Singapore: Prices of sugar, the worst-performing commodity in the past year, may more than double by the end of 2007 as gains in crude oil encourage ethanol use, said Greg Smith, executive director at hedge fund manager Global Commodity Ltd.
More ethanol will be put into use in Brazil and the US as crude oil prices in New York rose to a nine-month high on Monday.
Increased use of ethanol may help whittle down inventories of sugar, which is used as a feedstock to produce the alternative fuel, Smith said in an interview in Singapore on Tuesday. His hedge fund has $210 million (Rs861crore) under management.
Raw sugar prices in New York have fallen 36% in the past year, even after a 6.5% gain on Monday, amid expectations that a glut in major growing areas such as Brazil and India will swell global inventories. October delivery futures fell 1.6% to 9.41 cents a pound on the New York Board of Trade at 4:55pm Singapore time on Tuesday.

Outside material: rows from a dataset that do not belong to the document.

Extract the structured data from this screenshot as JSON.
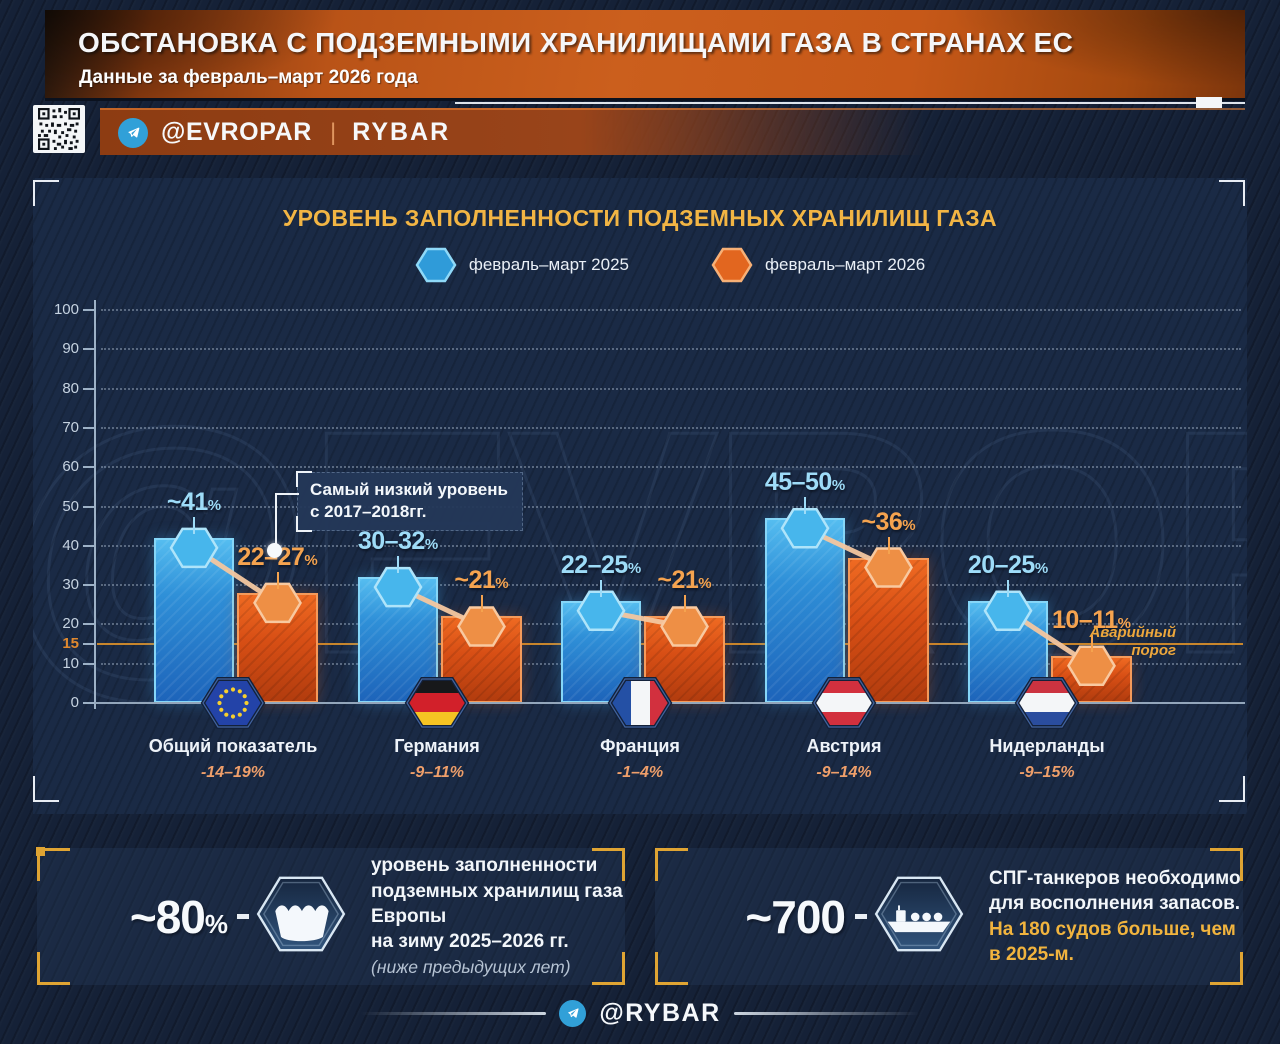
{
  "header": {
    "title": "ОБСТАНОВКА С ПОДЗЕМНЫМИ ХРАНИЛИЩАМИ ГАЗА В СТРАНАХ ЕС",
    "subtitle": "Данные за февраль–март 2026 года"
  },
  "social": {
    "handle": "@EVROPAR",
    "separator": "|",
    "brand": "RYBAR"
  },
  "watermark": "@EVROPAR",
  "chart_data": {
    "type": "bar",
    "title": "УРОВЕНЬ ЗАПОЛНЕННОСТИ ПОДЗЕМНЫХ ХРАНИЛИЩ ГАЗА",
    "legend": [
      {
        "label": "февраль–март 2025",
        "color": "#3aa7e2"
      },
      {
        "label": "февраль–март 2026",
        "color": "#e8702a"
      }
    ],
    "ylim": [
      0,
      100
    ],
    "yticks": [
      0,
      10,
      15,
      20,
      30,
      40,
      50,
      60,
      70,
      80,
      90,
      100
    ],
    "gridlines": [
      10,
      20,
      30,
      40,
      50,
      60,
      70,
      80,
      90,
      100
    ],
    "threshold": {
      "value": 15,
      "label": "Аварийный порог"
    },
    "groups": [
      {
        "country": "Общий показатель",
        "flag": "eu",
        "delta": "-14–19%",
        "y2025": {
          "label": "~41%",
          "value": 41
        },
        "y2026": {
          "label": "22–27%",
          "value": 27
        }
      },
      {
        "country": "Германия",
        "flag": "de",
        "delta": "-9–11%",
        "y2025": {
          "label": "30–32%",
          "value": 31
        },
        "y2026": {
          "label": "~21%",
          "value": 21
        }
      },
      {
        "country": "Франция",
        "flag": "fr",
        "delta": "-1–4%",
        "y2025": {
          "label": "22–25%",
          "value": 25
        },
        "y2026": {
          "label": "~21%",
          "value": 21
        }
      },
      {
        "country": "Австрия",
        "flag": "at",
        "delta": "-9–14%",
        "y2025": {
          "label": "45–50%",
          "value": 46
        },
        "y2026": {
          "label": "~36%",
          "value": 36
        }
      },
      {
        "country": "Нидерланды",
        "flag": "nl",
        "delta": "-9–15%",
        "y2025": {
          "label": "20–25%",
          "value": 25
        },
        "y2026": {
          "label": "10–11%",
          "value": 11
        }
      }
    ],
    "annotation": {
      "line1": "Самый низкий уровень",
      "line2": "с 2017–2018гг."
    }
  },
  "stats": [
    {
      "value": "~80",
      "unit": "%",
      "icon": "gas-storage-water-icon",
      "lines": [
        "уровень заполненности",
        "подземных хранилищ газа Европы",
        "на зиму 2025–2026 гг."
      ],
      "note": "(ниже предыдущих лет)"
    },
    {
      "value": "~700",
      "unit": "",
      "icon": "lng-tanker-icon",
      "lines": [
        "СПГ-танкеров необходимо",
        "для восполнения запасов."
      ],
      "highlight": "На 180 судов больше, чем в 2025-м."
    }
  ],
  "footer": {
    "handle": "@RYBAR"
  },
  "colors": {
    "blue": "#3aa7e2",
    "orange": "#e4571c",
    "gold": "#f2b544",
    "threshold": "#c8862c"
  }
}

“Sugar could be as high as 20 cents a pound by the end of this year,” said Smith, who has been trading commodities for over 25 years. “We’ve actually started to buy sugar about two-three months ago because we believe the market was undervaluing sugar relative to its ethanol value.”

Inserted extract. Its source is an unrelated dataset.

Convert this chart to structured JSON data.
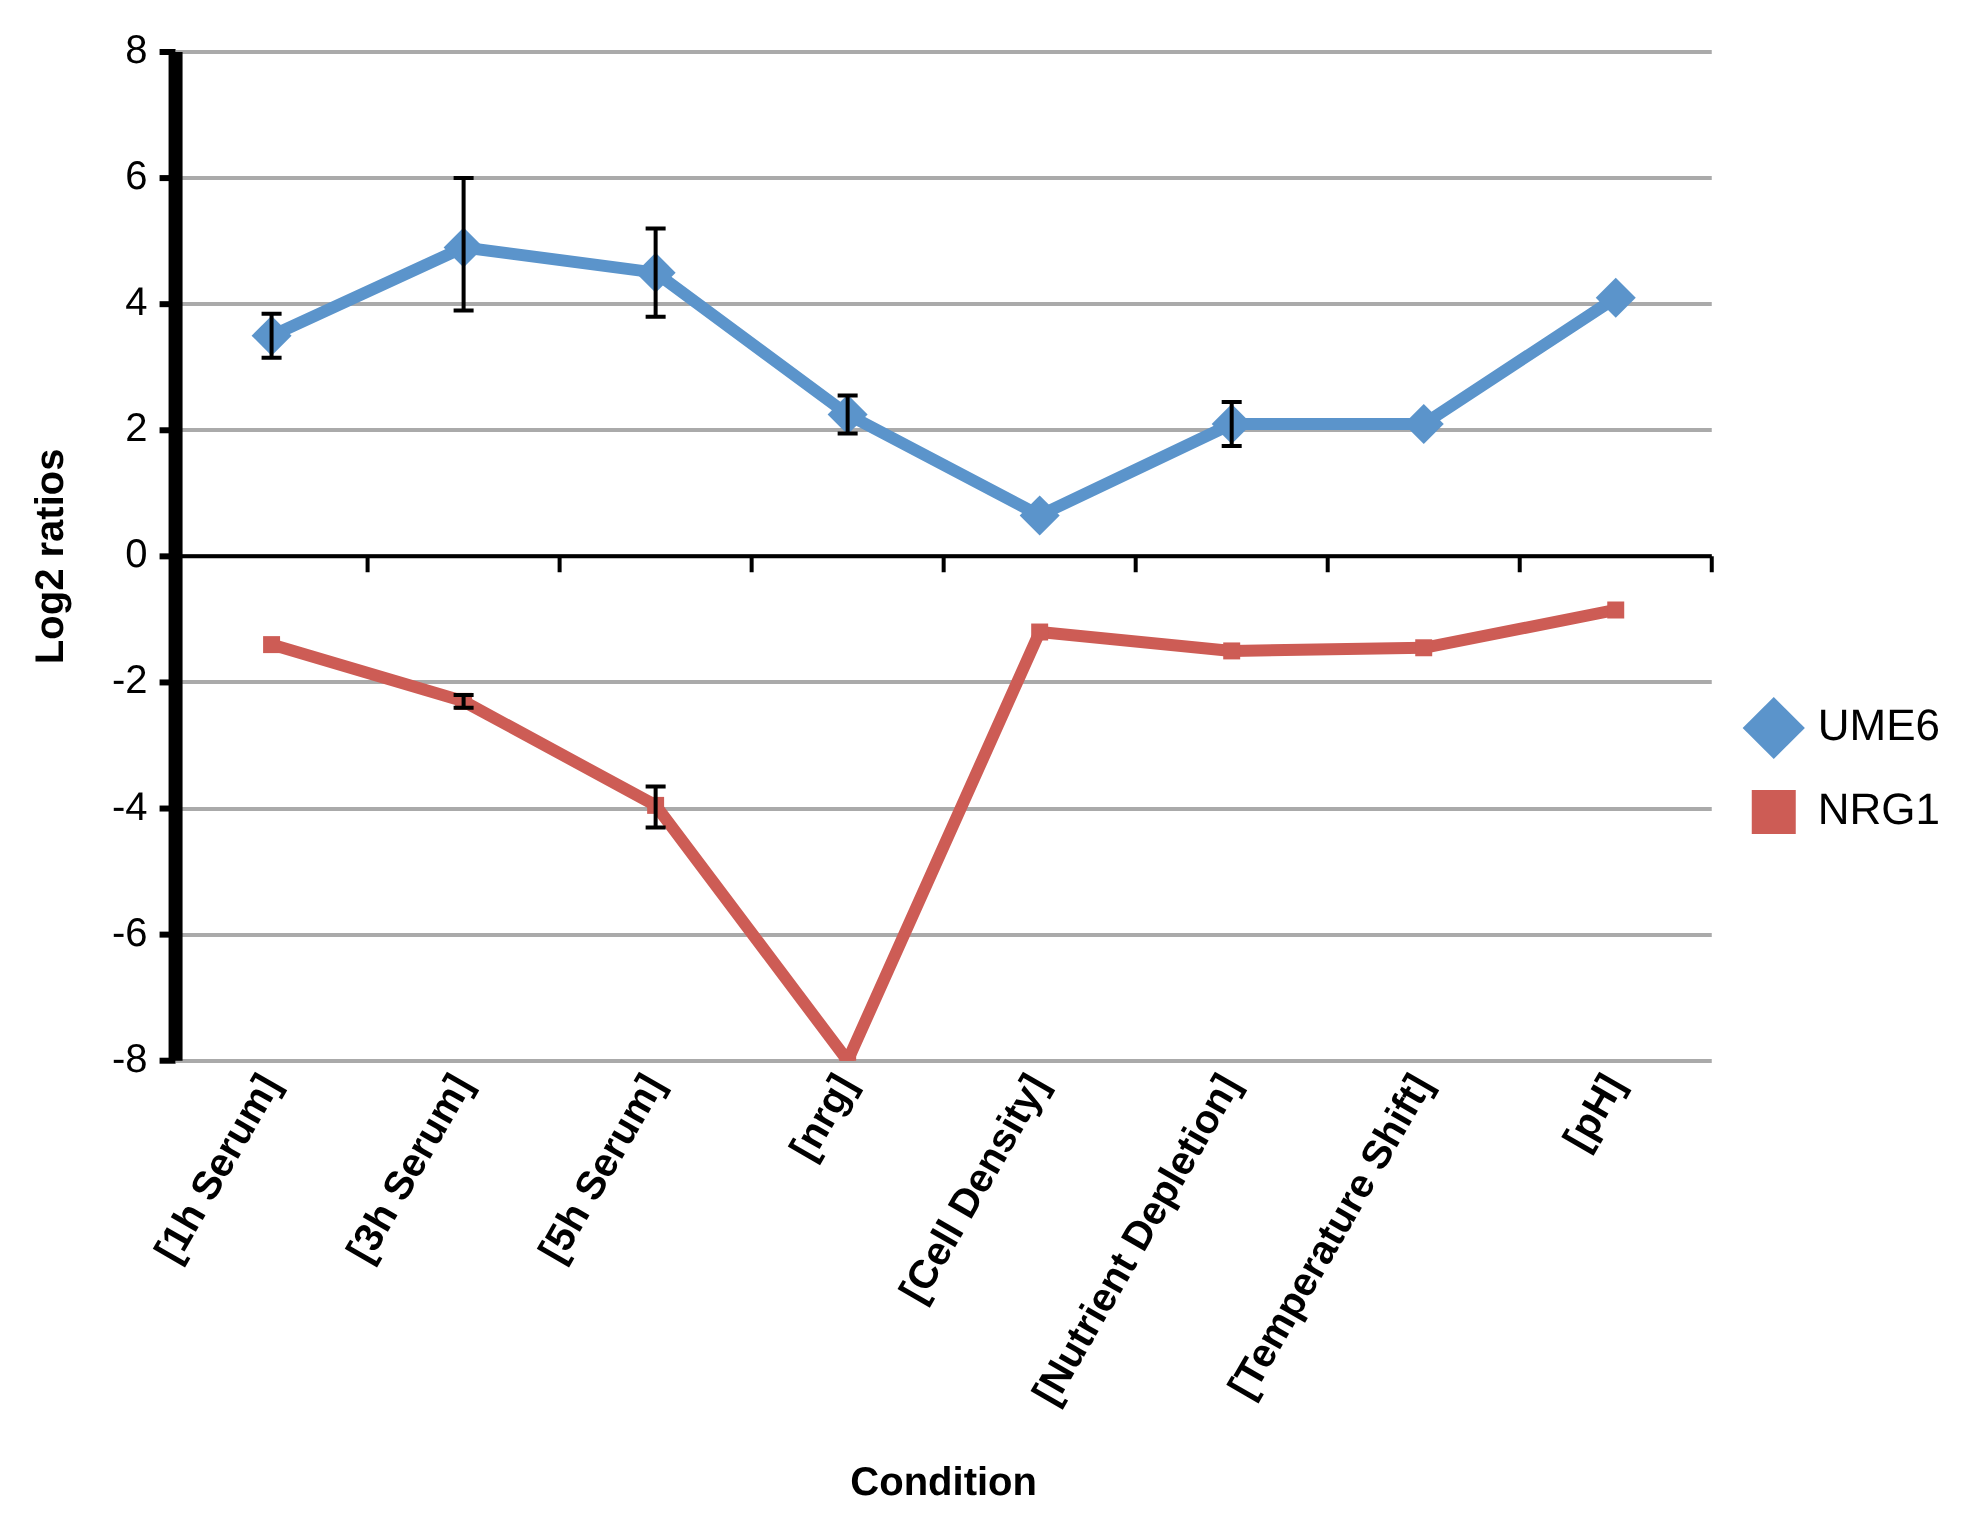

The global surplus of the sweetener may reach 9.2 million tonnes (mt) this year, according to a forecast by the London-based International Sugar Organization. Excess inventory can be absorbed by more ethanol use, said Smith.
“If you look at it historically, it normally takes about 12-18 months to consume that excess in inventory,” he said.

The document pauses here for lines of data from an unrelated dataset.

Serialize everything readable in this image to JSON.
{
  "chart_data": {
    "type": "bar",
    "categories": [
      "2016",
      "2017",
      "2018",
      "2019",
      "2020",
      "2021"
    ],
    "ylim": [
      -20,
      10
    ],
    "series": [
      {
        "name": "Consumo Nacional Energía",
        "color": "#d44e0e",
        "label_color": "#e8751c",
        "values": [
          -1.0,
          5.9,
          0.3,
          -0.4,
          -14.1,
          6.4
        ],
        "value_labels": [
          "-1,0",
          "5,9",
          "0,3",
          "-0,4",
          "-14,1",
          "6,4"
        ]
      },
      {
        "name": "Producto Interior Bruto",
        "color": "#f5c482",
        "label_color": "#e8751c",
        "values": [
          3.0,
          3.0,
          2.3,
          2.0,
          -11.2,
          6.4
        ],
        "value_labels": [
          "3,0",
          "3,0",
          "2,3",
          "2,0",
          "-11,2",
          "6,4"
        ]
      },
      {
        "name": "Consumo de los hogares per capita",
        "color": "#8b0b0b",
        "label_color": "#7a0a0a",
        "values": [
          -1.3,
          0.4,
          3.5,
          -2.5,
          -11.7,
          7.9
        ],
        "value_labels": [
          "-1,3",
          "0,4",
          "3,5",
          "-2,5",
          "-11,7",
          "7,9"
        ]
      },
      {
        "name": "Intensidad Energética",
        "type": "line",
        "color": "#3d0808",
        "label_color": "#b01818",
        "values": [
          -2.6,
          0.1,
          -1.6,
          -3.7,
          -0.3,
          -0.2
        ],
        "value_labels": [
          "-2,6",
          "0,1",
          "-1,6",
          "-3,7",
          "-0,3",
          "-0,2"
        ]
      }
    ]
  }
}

“However, because now more and more vehicles are being run on ethanol, that inventory will be cut back pretty quickly.”
Brazil is adding more ethanol to domestic petrol starting next month as farmers harvest a record sugar crop, the government said last week. Brazil’s sugar cane output will rise to 513.3mt this year from 455.3mt in 2006, it said. Ethanol is made from sugar in Brazil and maize in the US.
Weather is also a factor that may boost sugar prices, Smith said. “If you get any hurricane go through Cuba or any adverse weather patterns in Brazil, then you will see sugar trade substantially higher very quickly,” he added.
For the same reason, Smith also liked coffee, wheat, maize and soybeans. Wheat prices may increase about 50% before October because of global supply constraints, he said.
“We’ve got low inventories, one of the lowest inventories since 1962 and we’ve got the lowest acreage in about 15 to 20 years,” Smith said.
“We’ve got extreme weather patterns in some of the growing areas like Australia and too much water in some parts of the US.”